Il regista Marcel Walz (Pretty Boy) inserisce una formula slasher standard con commenti sulla natura del mondo dello spettacolo. Una forte dipendenza dall'illuminazione gel vivida aggiunge sfarzo e glamour a una relazione sempre più sanguinosa con squallide basi gialle. Anche se è troppo basato sulla caratterizzazione per stabilire un interesse radicato, le sue accuse contro l'età e i doppi standard aggiungono profondità ed energia affascinanti a una vicenda altrimenti dipinta con i numeri. Anche i cameo dei sostenitori dell'horror Tom Savini, Cerina Vincent e Adam Green aggiungono personalità.

Marea invernale

Il cupo film horror del regista John Barnard, scritto insieme a Carrie-May Siggins, presenta un mondo distopico in cui il sole non sorge da molto tempo, facendolo precipitare in un eterno inverno oscuro. La maggior parte dei suoi residenti sono vagabondi simili a zombi, tormentati dalla depressione, o persone alla disperata ricerca di un mezzo per fermarla. Beth (Niamh Carolan) è tra coloro che studiano gli infetti letargici.

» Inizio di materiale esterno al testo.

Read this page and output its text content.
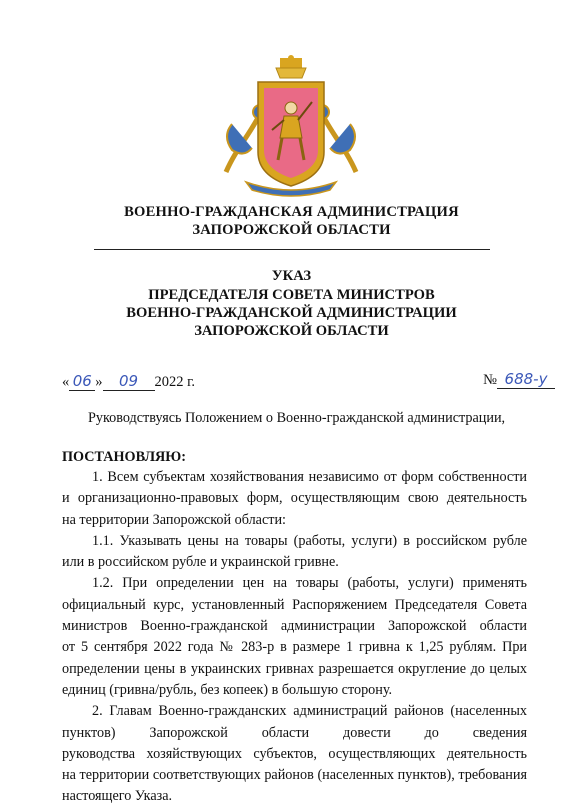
ВОЕННО-ГРАЖДАНСКАЯ АДМИНИСТРАЦИЯ
ЗАПОРОЖСКОЙ ОБЛАСТИ
УКАЗ
ПРЕДСЕДАТЕЛЯ СОВЕТА МИНИСТРОВ
ВОЕННО-ГРАЖДАНСКОЙ АДМИНИСТРАЦИИ
ЗАПОРОЖСКОЙ ОБЛАСТИ
« 06 » 09 2022 г.	№ 688-у
Руководствуясь Положением о Военно-гражданской администрации,
ПОСТАНОВЛЯЮ:
1. Всем субъектам хозяйствования независимо от форм собственности
и организационно-правовых форм, осуществляющим свою деятельность
на территории Запорожской области:
1.1. Указывать цены на товары (работы, услуги) в российском рубле
или в российском рубле и украинской гривне.
1.2. При определении цен на товары (работы, услуги) применять
официальный курс, установленный Распоряжением Председателя Совета
министров Военно-гражданской администрации Запорожской области
от 5 сентября 2022 года № 283-р в размере 1 гривна к 1,25 рублям. При
определении цены в украинских гривнах разрешается округление до целых
единиц (гривна/рубль, без копеек) в большую сторону.
2. Главам Военно-гражданских администраций районов (населенных
пунктов) Запорожской области довести до сведения
руководства хозяйствующих субъектов, осуществляющих деятельность
на территории соответствующих районов (населенных пунктов), требования
настоящего Указа.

Tuttavia, la sua precaria comprensione della realtà vacilla quando si rende conto che potrebbe esserci una connessione tra i suoi incubi e l'infezione.

Carolan è all'altezza del compito di realizzare un film horror esistenziale; gran parte del film si basa sul crescente dilemma morale di Beth mentre si rende conto lentamente di quanto i suoi sogni si riversano nel mondo della veglia. Enfatizza la lentezza, poiché Wintertide preferisce un ritmo lento per contemplare il terribile stato del mondo e la moralità dietro le azioni di Beth. La metafora centrale, che riflette la pandemia, può essere un po’ pesante, resa più evidente da quanto indefinita diventa la narrazione. In altre parole, Wintertide preferisce l'atmosfera e l'umore a combustione lenta rispetto alla storia.

La Messa Nera

Il pilastro dell'horror Devanny Pinn fa il suo debutto alla regia con uno spaccato incisivo e sconfortante di vero horror criminale. Ambientato in Florida alla fine degli anni '70, The Black Mass racconta le 24 ore in cui un killer perseguita e attacca in modo raccapricciante una confraternita di un college.

Lavorando su una sceneggiatura scritta in collaborazione con Eric Pereira e Brandon Slagle, Pinn lancia qui uno sguardo risoluto. Un numero sufficiente di indizi sottili dipinge un ritratto crudo di una mente disturbata basata sulla realtà, completo di sequenze allucinogene oltre i confini e un climax squilibrato che non trattiene la violenza. È cupo nelle sue rappresentazioni, con Pinn che usa la telecamera per costringere i suoi spettatori a guardare atti atroci, un confronto straziante che sfida gli spettatori a fare i conti con la macabra ossessione per il vero crimine. Sebbene il messaggio di Pinn sia ammirevole, viene trascorso troppo tempo con il nemico senza volto rispetto alle sue vittime, spingendo la sua caratteristica horror brutale un po' troppo lontano nel territorio dello sfruttamento. Ma l’intento severo che c’è dietro e l’approccio coraggioso sono encomiabili.